Ihr erster Impuls, so die Angeklagte, sei gewesen, die Geldbörse unangetastet zurückzugeben. Als sie aber an die Schulden dachte, die sie bei der Bank, bei ihrem Freund und bei ihrer Mutter hatte, wurde sie schwach. Sie öffnete den Geldbeutel und sah anhand der Adresse, dass ein Mann aus dem Haßfurter Stadtteil Sylbach der Eigentümer war. Und dass sich 160 Euro darin befanden.

Daraufhin schnappte sie sich den Geldbeutel und ging zu ihrem Auto. Sie nahm das Bargeld heraus und fuhr anschließend zu der Wohnung des Sylbachers, wo sie die leere Börse in den Briefkasten steckte. Dessen Freude über die zurückgegebene Brieftasche wurde natürlich getrübt, als er feststellte, dass jemand die Geldscheine entwendet hatte.

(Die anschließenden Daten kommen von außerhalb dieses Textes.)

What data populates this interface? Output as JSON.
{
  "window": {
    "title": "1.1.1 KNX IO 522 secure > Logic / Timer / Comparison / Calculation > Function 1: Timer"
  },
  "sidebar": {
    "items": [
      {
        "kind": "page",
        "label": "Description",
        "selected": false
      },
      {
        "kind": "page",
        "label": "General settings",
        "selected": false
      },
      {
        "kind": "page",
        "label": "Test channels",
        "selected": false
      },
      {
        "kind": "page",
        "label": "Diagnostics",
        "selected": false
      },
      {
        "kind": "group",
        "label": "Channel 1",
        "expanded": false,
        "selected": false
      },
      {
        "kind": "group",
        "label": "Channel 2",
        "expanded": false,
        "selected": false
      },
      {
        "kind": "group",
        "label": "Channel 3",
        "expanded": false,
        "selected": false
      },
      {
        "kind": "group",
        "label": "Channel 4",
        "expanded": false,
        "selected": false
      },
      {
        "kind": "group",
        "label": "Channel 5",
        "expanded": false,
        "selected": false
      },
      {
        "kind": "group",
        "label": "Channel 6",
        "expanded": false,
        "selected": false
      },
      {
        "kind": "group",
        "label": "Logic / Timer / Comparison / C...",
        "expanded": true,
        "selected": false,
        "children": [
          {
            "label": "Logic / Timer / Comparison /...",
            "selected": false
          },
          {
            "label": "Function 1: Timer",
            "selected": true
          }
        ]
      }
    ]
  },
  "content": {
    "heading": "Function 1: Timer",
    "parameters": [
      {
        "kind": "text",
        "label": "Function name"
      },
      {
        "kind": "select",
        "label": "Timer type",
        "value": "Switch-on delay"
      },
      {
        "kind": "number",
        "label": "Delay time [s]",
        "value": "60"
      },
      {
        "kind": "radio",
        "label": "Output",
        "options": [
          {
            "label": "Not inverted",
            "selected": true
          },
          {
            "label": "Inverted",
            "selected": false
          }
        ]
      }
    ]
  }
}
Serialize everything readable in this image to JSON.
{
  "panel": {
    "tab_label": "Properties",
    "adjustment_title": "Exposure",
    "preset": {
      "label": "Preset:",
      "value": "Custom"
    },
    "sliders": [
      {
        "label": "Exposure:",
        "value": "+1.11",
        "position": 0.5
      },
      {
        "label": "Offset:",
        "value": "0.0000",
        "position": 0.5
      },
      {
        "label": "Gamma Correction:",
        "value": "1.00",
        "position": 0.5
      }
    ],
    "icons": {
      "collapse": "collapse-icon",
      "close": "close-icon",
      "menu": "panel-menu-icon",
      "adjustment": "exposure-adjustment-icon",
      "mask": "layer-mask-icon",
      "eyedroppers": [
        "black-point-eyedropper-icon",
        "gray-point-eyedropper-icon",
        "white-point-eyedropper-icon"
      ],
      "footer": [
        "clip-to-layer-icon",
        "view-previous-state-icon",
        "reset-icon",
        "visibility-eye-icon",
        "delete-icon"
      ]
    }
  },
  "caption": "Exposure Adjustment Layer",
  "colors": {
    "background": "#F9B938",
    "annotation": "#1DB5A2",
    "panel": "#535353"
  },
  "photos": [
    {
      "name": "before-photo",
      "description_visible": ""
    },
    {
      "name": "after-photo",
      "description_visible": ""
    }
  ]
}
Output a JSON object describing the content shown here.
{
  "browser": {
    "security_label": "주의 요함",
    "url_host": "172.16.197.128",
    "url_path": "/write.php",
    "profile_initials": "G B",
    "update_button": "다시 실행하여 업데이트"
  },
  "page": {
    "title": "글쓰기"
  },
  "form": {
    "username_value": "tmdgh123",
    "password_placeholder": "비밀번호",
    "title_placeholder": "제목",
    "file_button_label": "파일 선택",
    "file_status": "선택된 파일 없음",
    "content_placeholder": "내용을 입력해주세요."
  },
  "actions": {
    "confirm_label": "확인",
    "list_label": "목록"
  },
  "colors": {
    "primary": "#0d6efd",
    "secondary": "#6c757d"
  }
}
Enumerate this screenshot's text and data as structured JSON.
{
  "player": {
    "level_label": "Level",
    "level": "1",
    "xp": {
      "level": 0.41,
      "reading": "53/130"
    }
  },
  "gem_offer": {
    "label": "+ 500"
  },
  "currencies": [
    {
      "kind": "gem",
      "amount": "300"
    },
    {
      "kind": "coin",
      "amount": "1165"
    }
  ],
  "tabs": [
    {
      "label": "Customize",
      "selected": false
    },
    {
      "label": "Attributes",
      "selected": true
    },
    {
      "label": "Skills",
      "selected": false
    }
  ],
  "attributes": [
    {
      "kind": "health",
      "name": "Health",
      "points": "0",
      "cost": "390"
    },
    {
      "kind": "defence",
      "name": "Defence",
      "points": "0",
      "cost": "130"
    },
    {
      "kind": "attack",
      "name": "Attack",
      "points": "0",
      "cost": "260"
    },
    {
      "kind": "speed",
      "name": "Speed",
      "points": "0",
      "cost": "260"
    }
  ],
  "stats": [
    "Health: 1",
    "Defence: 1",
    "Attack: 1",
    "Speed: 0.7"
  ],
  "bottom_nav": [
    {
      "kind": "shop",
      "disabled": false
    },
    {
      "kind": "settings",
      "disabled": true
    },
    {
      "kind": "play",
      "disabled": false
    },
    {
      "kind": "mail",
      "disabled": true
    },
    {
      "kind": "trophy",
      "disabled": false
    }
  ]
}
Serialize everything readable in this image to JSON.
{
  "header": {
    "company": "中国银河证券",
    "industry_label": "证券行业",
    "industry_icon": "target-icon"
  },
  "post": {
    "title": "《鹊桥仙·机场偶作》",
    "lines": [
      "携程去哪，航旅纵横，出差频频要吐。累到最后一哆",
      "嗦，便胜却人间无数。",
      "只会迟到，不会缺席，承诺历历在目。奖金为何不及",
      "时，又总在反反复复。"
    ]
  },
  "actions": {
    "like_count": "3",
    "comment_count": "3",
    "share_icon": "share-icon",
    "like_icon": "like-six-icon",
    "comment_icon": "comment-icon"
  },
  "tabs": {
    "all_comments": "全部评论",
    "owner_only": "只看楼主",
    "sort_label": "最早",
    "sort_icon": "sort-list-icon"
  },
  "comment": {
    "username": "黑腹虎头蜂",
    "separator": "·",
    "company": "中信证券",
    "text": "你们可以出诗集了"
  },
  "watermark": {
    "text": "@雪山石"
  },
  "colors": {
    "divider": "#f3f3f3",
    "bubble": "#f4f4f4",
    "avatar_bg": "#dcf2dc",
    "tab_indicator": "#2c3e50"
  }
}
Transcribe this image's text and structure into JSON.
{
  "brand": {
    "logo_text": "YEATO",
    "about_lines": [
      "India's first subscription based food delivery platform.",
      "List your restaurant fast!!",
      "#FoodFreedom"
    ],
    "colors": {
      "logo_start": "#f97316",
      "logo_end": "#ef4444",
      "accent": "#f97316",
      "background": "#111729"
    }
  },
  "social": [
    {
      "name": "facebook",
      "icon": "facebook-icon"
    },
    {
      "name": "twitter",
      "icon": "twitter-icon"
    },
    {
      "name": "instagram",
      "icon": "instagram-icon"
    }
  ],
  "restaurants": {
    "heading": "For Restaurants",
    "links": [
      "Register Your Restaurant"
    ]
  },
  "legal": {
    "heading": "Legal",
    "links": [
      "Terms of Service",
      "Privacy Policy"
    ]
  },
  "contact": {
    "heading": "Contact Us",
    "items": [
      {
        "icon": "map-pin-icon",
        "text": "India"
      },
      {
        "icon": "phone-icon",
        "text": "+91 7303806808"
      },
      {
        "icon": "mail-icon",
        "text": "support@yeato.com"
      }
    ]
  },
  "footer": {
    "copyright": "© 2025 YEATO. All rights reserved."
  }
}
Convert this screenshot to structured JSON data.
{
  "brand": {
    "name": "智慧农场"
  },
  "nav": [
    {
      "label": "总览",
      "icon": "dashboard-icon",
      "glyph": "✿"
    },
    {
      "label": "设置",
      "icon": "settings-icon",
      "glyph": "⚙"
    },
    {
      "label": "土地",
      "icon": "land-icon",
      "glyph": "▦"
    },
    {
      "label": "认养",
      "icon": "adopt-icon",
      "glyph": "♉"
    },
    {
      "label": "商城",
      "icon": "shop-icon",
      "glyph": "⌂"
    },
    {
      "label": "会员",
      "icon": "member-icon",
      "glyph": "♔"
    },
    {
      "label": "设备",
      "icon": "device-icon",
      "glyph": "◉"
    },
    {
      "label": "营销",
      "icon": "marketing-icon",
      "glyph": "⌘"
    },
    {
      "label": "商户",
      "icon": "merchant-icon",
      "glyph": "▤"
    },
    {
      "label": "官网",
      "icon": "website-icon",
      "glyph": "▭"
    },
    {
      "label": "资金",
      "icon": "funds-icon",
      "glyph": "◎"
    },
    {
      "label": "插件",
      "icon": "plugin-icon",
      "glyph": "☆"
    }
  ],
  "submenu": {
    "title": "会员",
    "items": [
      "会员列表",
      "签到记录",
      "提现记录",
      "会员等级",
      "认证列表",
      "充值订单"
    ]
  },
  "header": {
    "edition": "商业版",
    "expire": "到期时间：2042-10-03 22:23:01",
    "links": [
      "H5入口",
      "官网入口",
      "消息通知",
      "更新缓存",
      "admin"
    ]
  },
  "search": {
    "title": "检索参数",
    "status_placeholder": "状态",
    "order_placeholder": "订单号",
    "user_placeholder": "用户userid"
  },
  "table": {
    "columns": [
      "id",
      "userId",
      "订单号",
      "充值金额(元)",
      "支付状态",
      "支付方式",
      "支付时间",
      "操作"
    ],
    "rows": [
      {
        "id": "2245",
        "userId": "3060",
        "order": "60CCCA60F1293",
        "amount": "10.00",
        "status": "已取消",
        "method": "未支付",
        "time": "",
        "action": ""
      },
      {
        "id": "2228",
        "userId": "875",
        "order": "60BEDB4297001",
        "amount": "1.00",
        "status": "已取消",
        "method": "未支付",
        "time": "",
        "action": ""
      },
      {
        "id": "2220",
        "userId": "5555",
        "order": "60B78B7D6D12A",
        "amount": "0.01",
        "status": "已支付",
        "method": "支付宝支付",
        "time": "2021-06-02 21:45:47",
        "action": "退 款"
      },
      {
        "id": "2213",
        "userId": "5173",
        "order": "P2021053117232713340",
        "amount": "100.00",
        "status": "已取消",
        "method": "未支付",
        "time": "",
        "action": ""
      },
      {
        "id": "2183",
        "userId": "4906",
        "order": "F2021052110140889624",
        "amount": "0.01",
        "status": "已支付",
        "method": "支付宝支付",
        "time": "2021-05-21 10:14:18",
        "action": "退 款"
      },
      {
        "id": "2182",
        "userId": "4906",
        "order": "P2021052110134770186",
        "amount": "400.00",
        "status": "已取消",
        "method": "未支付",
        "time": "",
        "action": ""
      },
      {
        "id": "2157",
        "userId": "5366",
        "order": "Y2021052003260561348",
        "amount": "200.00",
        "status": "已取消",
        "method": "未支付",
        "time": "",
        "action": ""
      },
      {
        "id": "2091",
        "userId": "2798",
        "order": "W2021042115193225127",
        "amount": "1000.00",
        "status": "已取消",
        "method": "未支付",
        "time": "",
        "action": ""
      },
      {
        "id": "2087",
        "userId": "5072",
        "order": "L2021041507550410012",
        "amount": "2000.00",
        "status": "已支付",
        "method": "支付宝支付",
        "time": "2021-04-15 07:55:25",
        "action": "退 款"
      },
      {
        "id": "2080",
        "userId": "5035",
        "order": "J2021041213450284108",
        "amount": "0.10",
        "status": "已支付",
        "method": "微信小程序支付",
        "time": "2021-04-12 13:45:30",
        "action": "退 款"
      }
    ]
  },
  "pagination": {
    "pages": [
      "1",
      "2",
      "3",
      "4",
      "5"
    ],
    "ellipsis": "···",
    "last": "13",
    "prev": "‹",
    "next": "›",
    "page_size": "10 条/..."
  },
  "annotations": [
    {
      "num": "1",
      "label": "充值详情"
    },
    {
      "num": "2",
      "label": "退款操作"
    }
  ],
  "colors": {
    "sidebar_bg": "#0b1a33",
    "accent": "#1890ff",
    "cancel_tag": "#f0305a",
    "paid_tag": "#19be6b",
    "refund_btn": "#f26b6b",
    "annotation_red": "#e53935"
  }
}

Deshalb ging er schnurstracks zur Haßfurter Polizei und erstattete Anzeige. Er konnte sich noch genau erinnern, an einem Geldautomaten in der Bank gewesen zu sein. Damit war es für die Polizei ein Leichtes, die Täterin zu überführen. Denn eine Videokamera am Tatort hatte alles minutiös aufgezeichnet.

Zwischenzeitlich hat die Auszubildende das Geld an den Besitzer zurückgezahlt, also den Schaden wieder gutgemacht. Da sie strafrechtlich bislang nicht in Erscheinung getreten ist und ihre Tat aufrichtig bereut, stellte das Jugendgericht das Verfahren wegen geringer Schuld ein.

Die 20-Jährige muss innerhalb der nächsten zwei Monate lediglich 30 Stunden an gemeinnütziger Arbeit auf Weisung des Jugendamtes ableisten. Somit blieb der jungen Frau eine Verurteilung erspart - sie ist sozusagen noch einmal mit einem blauen Auge davongekommen.